Powiedzieć, że to była instant karma za takie zachowanie rowerzysty, to po prostu trzeba nie mieć serca. To po prostu pechowe zrządzenie losu, nałożenie się kilku rzeczy i znalezienie się w złym miejscu o złym czasie. A wszystko przez wyprzedzanie, które uniemożliwił rowerzysta. Wówczas wszystko mogłoby potoczyć się zupełnie inaczej.
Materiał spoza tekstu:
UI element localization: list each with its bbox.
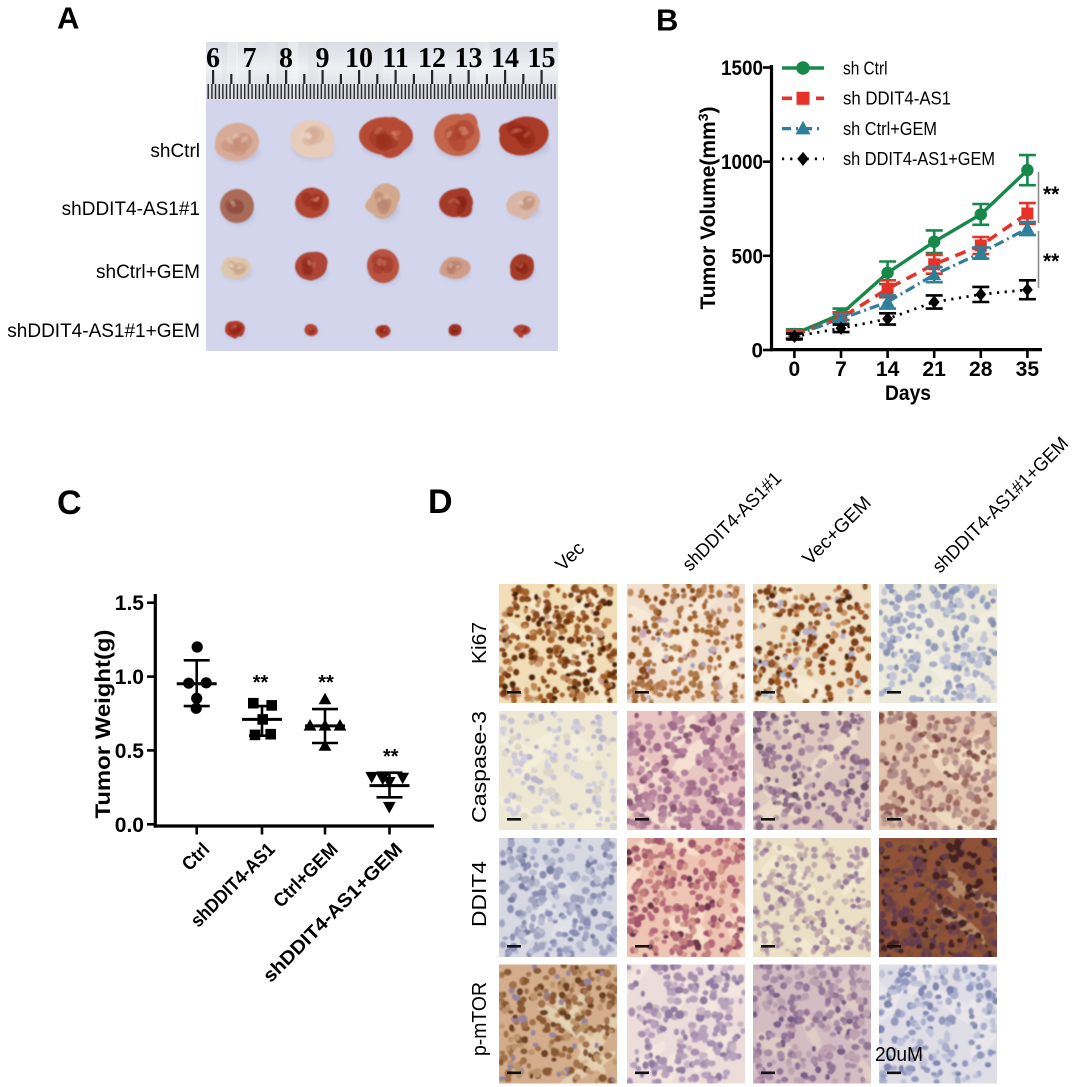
svg-text:sh DDIT4-AS1: sh DDIT4-AS1 (843, 89, 951, 109)
svg-text:15: 15 (528, 43, 556, 74)
svg-text:**: ** (383, 746, 399, 768)
svg-text:B: B (656, 3, 678, 38)
svg-text:sh Ctrl: sh Ctrl (843, 58, 888, 78)
svg-text:14: 14 (876, 358, 900, 381)
svg-text:p-mTOR: p-mTOR (469, 982, 491, 1056)
svg-text:shCtrl: shCtrl (150, 141, 200, 162)
svg-text:**: ** (1043, 250, 1060, 273)
svg-text:35: 35 (1016, 358, 1040, 381)
svg-text:8: 8 (279, 43, 293, 74)
svg-text:shDDIT4-AS1#1+GEM: shDDIT4-AS1#1+GEM (7, 321, 200, 342)
svg-text:DDIT4: DDIT4 (469, 861, 491, 927)
svg-text:0: 0 (789, 358, 801, 381)
svg-text:shCtrl+GEM: shCtrl+GEM (96, 262, 200, 283)
svg-text:7: 7 (835, 358, 847, 381)
svg-text:0.0: 0.0 (115, 814, 144, 837)
svg-text:Caspase-3: Caspase-3 (469, 711, 491, 823)
svg-text:1.0: 1.0 (115, 666, 144, 689)
svg-text:500: 500 (732, 245, 764, 268)
svg-text:**: ** (253, 672, 269, 694)
svg-text:1.5: 1.5 (115, 592, 145, 615)
svg-text:9: 9 (316, 43, 330, 74)
svg-text:0.5: 0.5 (115, 740, 145, 763)
svg-text:sh DDIT4-AS1+GEM: sh DDIT4-AS1+GEM (843, 149, 995, 169)
svg-text:14: 14 (491, 43, 519, 74)
svg-text:D: D (428, 483, 453, 521)
svg-text:Tumor Weight(g): Tumor Weight(g) (92, 630, 115, 819)
svg-text:**: ** (318, 672, 334, 694)
svg-text:1500: 1500 (721, 57, 763, 80)
svg-text:7: 7 (243, 43, 257, 74)
svg-text:**: ** (1043, 183, 1060, 206)
svg-text:Ki67: Ki67 (469, 622, 491, 664)
svg-text:1000: 1000 (721, 151, 763, 174)
svg-text:11: 11 (382, 43, 408, 74)
svg-text:shDDIT4-AS1#1: shDDIT4-AS1#1 (62, 199, 200, 220)
svg-text:Tumor Volume(mm3): Tumor Volume(mm3) (695, 106, 720, 309)
svg-text:0: 0 (752, 340, 764, 363)
svg-text:C: C (57, 484, 82, 522)
svg-text:10: 10 (345, 43, 373, 74)
svg-text:28: 28 (969, 358, 993, 381)
svg-text:13: 13 (455, 43, 483, 74)
svg-text:20uM: 20uM (875, 1044, 923, 1066)
svg-text:sh Ctrl+GEM: sh Ctrl+GEM (843, 119, 937, 139)
svg-text:A: A (57, 1, 79, 36)
svg-text:Days: Days (885, 382, 931, 405)
svg-text:21: 21 (922, 358, 946, 381)
svg-text:12: 12 (418, 43, 446, 74)
svg-text:6: 6 (206, 43, 220, 74)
A wystarczyło pozwolić na wyprzedzanie
Gdyby rowerzysta jechał jak najbliżej pobocza, dziś o tym dramatycznym zdarzeniu nie byłoby mowy. Jedyne co doszłoby zapewne do kolizji, w której nikomu nic poważnego by się nie stało. Co innego, gdy samochód uderza w rowerzystę, a co innego, gdy w inny pojazd.
Tutaj jednak zdarzył się ten pierwszy scenariusz. Zarówno ani rowerzysta, ani kierowca nie mogli wiele zrobić, bo wszytko działo się w ułamku sekundy. W dodatku pojazd całkowicie nie był pod kontrolą, gdyż wpadł w poślizg i sunął po drodze. W końcu doszło do zderzenia.
Świadkowie najgorsi z możliwych
Często w tego typu sytuacjach w człowieku włączają się ludzkie odruchy i czym prędzej ruszają na pomoc. Tutaj kompletnie czegoś takiego nie było – kompletna ignorancja i bezludzkie podejście do tego, co rozegrało tuż przed nimi. Bardziej byli chyba zadowoleni z faktu, że droga przed nimi w końcu jest wolna.